When questioned by Alfonso Orona, member of governor-elect’s Incoming Transition Committee, Estrada acknowledged that the CFSE’s situation is worse than it was four years ago, partially because of the approved legislation during these four years to retrieve funds from the public corporation to transfer them to the general fund, which barely has liquidity.
Orona estimated the CFSE “has been de-capitalized of $600 million on this four-year term” through legislations such as the Fiscal Sustainability Act (66-2014) or Act No. 80-2015 (to allow a loan or contribution to the general fund, among others.
Governor-elect Ricardo Rosselló’s designated chief legal adviser rebuked the CFSE official regarding the corporation’s financial sustainability practices by having nearly 42% of the investment portfolio tied to the government’s obligations, which seeks to renegotiate its debt of nearly $70 billion.
By late 2013, the CFSE invested $110 million in the government of Puerto Rico’s general obligations (GOs), whose value has been reduced to $67 million. That was the only occasion during the four-year term when the CFSE invested on the government without a mandate of law.
“I had knowledge [of the island’s financial situation], but on December 2013 it was good business [to invest $110 million in government bonds],” claimed Estrada.
The CFSE’s situation worsened with federal Government Accounting Standards Board 68th pronunciation (GASB 68), which requires public pension systems in U.S. local and state governments to acknowledge in their financial statement the financing deficiencies that belong to them by concept of their own employees.
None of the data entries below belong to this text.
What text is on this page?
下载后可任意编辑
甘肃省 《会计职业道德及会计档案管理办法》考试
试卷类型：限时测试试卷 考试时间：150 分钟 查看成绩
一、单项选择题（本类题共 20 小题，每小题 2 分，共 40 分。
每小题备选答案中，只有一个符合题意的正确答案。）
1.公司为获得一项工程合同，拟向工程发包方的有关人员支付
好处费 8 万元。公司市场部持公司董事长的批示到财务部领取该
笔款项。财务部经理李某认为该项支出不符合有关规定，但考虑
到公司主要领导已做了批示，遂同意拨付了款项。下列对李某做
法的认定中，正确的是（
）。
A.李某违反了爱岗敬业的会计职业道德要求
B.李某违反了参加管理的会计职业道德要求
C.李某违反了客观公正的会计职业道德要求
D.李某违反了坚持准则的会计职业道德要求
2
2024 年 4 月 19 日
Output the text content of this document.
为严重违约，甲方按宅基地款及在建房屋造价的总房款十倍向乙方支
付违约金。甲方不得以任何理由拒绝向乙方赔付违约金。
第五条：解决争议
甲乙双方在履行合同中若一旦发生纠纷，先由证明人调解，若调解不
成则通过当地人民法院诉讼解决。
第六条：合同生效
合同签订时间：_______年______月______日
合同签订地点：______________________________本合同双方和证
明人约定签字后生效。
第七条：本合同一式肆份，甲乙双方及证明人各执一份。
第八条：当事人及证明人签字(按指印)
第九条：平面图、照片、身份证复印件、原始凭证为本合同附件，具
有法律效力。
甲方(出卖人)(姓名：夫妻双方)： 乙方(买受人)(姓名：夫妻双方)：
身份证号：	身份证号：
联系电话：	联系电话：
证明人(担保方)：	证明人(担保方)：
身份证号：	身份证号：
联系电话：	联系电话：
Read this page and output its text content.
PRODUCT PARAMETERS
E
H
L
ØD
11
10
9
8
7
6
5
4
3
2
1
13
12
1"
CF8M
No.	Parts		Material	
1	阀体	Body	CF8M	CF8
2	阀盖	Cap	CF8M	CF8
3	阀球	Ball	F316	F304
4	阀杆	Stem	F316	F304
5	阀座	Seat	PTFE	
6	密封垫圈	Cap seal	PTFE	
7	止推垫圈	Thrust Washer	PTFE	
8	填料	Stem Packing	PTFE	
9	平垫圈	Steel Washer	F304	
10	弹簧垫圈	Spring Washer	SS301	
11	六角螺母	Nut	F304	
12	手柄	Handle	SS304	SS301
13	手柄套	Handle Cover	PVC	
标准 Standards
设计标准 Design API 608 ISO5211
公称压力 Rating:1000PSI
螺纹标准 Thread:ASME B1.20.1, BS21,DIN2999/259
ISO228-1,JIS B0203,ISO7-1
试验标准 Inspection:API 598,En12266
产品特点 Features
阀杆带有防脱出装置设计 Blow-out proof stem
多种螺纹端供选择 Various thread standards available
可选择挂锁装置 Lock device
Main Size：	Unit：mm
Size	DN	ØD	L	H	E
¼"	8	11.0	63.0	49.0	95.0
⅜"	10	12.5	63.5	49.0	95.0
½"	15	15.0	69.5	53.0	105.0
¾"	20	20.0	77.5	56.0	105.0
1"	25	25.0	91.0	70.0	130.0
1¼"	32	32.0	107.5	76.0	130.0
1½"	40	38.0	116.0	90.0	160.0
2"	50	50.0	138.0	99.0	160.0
“In the last financial statement that was published, which was 2014-15, the GASB informed that that there had been $1.4 billion withdrawn from the fund… The impact was very big because it places financial statements in the negative for the first time. In net assets the financial statement, it was reported there was a loss of $930.4 million… Without GASB 68 we would be in $420.5 million on the positive side… We aren’t the wealthy agency in the government anymore,” detailed Estrada.